Observability (OpenTelemetry)

TuFT includes optional OpenTelemetry integration for:

  • Traces (distributed tracing across HTTP → controllers → Ray actors)

  • Metrics (request/workflow + resource metrics)

  • Logs (Python logging bridged into the OpenTelemetry log pipeline)

This document explains both how to enable telemetry and how TuFT wires it internally (what gets recorded, correlation keys, and how to extend instrumentation).


Table of Contents


Quick start

Enable telemetry in tuft_config.yaml:

telemetry:
  enabled: true
  service_name: tuft
  otlp_endpoint: http://localhost:4317
  resource_attributes:
    deployment.environment: production
    service.version: 1.0.0

Note: resource_attributes allows you to attach custom metadata to all telemetry data.
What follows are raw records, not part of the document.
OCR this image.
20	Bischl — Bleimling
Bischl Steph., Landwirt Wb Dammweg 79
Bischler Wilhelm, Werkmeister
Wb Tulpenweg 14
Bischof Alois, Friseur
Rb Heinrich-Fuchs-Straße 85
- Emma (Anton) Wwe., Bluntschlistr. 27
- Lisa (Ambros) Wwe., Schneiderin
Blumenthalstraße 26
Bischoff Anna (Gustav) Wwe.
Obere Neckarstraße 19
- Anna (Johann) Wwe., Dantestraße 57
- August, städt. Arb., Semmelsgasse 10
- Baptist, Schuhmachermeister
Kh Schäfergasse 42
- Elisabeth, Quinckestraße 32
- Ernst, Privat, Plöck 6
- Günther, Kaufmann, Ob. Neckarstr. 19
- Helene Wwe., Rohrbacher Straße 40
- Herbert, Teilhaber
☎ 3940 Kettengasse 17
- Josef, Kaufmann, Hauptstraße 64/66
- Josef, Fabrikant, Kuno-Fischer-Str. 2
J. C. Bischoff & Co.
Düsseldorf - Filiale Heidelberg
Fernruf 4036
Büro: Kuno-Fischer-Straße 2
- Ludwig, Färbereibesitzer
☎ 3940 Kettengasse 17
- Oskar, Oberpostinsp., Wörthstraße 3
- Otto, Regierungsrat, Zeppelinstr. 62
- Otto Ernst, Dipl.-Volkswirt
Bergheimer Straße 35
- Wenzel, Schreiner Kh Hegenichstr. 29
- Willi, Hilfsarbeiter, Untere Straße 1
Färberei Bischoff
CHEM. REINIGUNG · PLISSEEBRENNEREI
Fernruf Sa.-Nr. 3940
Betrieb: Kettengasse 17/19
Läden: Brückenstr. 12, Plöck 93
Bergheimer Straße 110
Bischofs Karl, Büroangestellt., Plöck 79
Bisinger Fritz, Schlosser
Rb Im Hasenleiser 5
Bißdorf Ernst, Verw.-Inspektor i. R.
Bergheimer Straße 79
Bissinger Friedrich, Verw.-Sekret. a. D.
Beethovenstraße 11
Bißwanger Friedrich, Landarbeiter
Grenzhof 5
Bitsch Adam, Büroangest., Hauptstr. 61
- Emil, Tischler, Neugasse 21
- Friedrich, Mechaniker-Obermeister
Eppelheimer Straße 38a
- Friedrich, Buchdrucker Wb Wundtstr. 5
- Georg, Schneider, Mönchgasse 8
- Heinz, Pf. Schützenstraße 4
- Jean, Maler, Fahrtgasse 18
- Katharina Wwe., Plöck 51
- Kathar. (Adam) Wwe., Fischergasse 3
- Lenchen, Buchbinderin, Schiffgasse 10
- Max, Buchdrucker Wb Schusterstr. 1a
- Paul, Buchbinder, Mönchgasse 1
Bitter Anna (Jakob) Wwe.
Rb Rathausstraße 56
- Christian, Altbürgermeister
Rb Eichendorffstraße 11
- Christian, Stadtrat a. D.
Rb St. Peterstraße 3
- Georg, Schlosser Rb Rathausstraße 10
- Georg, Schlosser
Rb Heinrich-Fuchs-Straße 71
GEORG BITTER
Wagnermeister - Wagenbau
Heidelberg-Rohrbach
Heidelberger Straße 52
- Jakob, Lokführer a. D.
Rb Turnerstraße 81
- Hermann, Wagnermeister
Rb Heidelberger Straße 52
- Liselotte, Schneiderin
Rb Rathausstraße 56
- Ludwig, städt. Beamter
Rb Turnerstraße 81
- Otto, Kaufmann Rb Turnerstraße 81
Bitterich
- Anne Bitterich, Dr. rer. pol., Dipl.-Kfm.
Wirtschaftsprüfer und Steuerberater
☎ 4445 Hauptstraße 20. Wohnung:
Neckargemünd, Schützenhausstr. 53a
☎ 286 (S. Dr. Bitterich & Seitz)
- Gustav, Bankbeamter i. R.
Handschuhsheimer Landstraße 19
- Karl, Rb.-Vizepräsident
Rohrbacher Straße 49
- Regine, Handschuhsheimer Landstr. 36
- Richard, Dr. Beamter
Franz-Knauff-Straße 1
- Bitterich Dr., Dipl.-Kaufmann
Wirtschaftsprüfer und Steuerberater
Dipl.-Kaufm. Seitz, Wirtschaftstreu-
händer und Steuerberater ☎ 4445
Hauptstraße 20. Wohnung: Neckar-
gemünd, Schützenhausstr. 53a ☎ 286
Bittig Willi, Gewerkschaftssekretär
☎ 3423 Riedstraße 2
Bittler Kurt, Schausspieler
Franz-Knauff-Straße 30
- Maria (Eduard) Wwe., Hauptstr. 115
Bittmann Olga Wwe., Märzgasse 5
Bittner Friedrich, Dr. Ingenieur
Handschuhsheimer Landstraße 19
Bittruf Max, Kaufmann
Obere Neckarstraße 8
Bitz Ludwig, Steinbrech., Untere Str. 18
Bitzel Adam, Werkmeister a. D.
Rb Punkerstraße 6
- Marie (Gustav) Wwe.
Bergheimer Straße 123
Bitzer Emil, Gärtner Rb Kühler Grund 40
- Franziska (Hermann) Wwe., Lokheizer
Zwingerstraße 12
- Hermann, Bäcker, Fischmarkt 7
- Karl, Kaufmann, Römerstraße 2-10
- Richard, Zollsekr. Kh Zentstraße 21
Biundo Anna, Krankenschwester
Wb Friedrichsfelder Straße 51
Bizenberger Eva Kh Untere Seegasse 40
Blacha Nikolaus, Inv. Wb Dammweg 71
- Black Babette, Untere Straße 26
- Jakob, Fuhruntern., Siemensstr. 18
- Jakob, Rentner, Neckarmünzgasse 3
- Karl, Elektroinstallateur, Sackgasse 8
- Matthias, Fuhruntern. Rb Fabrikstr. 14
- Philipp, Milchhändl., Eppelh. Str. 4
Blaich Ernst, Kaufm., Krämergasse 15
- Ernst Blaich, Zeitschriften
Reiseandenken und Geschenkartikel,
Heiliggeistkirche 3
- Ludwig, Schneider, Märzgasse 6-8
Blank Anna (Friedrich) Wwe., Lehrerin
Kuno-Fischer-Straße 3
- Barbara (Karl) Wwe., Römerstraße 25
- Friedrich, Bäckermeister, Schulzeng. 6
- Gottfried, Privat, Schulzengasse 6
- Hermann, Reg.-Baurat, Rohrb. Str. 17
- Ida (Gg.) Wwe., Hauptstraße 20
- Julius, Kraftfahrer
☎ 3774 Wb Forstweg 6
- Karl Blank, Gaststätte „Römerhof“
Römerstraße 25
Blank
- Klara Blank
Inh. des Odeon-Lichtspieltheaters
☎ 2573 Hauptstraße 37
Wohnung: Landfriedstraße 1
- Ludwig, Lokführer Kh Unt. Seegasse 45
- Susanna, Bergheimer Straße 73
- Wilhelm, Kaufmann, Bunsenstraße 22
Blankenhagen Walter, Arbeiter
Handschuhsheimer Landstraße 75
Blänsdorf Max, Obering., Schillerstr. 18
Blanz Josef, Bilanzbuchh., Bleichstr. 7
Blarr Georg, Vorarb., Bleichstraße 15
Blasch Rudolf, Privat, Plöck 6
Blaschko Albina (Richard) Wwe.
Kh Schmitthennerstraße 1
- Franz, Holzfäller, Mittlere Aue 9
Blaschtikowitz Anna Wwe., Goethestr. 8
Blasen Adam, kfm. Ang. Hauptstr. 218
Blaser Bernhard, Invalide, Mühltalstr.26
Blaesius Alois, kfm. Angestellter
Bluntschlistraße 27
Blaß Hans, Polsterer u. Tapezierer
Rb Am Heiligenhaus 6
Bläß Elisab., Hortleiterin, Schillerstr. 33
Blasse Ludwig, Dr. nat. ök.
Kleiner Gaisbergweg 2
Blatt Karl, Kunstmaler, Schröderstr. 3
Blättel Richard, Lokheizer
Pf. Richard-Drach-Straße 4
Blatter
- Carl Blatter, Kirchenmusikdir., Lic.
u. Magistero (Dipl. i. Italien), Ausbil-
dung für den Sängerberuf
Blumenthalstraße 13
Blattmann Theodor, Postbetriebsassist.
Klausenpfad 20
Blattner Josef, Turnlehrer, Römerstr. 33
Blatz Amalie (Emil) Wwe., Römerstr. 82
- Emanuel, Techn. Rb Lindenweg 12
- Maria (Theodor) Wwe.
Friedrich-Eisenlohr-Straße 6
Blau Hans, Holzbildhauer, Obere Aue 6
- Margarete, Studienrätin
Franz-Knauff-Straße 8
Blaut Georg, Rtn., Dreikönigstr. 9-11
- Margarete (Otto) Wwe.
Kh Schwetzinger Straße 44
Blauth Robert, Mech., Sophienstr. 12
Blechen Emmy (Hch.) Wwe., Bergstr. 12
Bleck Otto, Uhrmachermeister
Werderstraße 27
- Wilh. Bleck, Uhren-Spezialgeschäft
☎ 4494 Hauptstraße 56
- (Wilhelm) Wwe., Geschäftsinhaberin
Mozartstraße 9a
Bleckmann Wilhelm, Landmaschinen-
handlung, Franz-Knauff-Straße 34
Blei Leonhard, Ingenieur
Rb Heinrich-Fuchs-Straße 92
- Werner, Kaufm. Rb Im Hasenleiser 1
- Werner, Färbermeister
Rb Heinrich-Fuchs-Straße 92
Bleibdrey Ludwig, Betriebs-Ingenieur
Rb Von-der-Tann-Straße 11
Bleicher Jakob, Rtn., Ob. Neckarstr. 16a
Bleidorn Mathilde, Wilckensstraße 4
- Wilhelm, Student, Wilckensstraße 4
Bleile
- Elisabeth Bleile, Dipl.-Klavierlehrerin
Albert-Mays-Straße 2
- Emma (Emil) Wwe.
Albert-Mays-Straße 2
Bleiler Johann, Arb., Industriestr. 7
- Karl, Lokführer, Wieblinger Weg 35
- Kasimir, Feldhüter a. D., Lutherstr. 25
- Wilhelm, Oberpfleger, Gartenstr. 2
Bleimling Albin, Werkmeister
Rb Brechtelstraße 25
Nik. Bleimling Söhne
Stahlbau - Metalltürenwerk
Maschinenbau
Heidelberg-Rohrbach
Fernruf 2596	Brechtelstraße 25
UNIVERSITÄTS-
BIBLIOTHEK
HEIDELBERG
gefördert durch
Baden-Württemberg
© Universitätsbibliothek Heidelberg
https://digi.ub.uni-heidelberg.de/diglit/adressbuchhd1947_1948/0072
Common attributes include:

  • deployment.environment: e.g., production, staging, development

  • service.version: your application version

  • service.namespace: logical grouping of services

  • host.name: hostname of the machine

  • Custom attributes for your organization (e.g., team, region)

Alternatively set the endpoint via env var:

export TUFT_OTLP_ENDPOINT=http://localhost:4317

Debug mode (prints to console exporters):

export TUFT_OTEL_DEBUG=1

Exporters and configuration

TuFT initializes OpenTelemetry providers at CLI startup and uses one of two exporter modes:

  • Console exporters if TUFT_OTEL_DEBUG=1

  • OTLP gRPC exporters otherwise

The endpoint resolution order is:

  1. telemetry.otlp_endpoint from config

  2. TUFT_OTLP_ENDPOINT environment variable

  3. OpenTelemetry exporter default endpoint (if neither is provided)

TuFT exports:

  • traces via OTLPSpanExporter (gRPC)

  • metrics via OTLPMetricExporter (gRPC)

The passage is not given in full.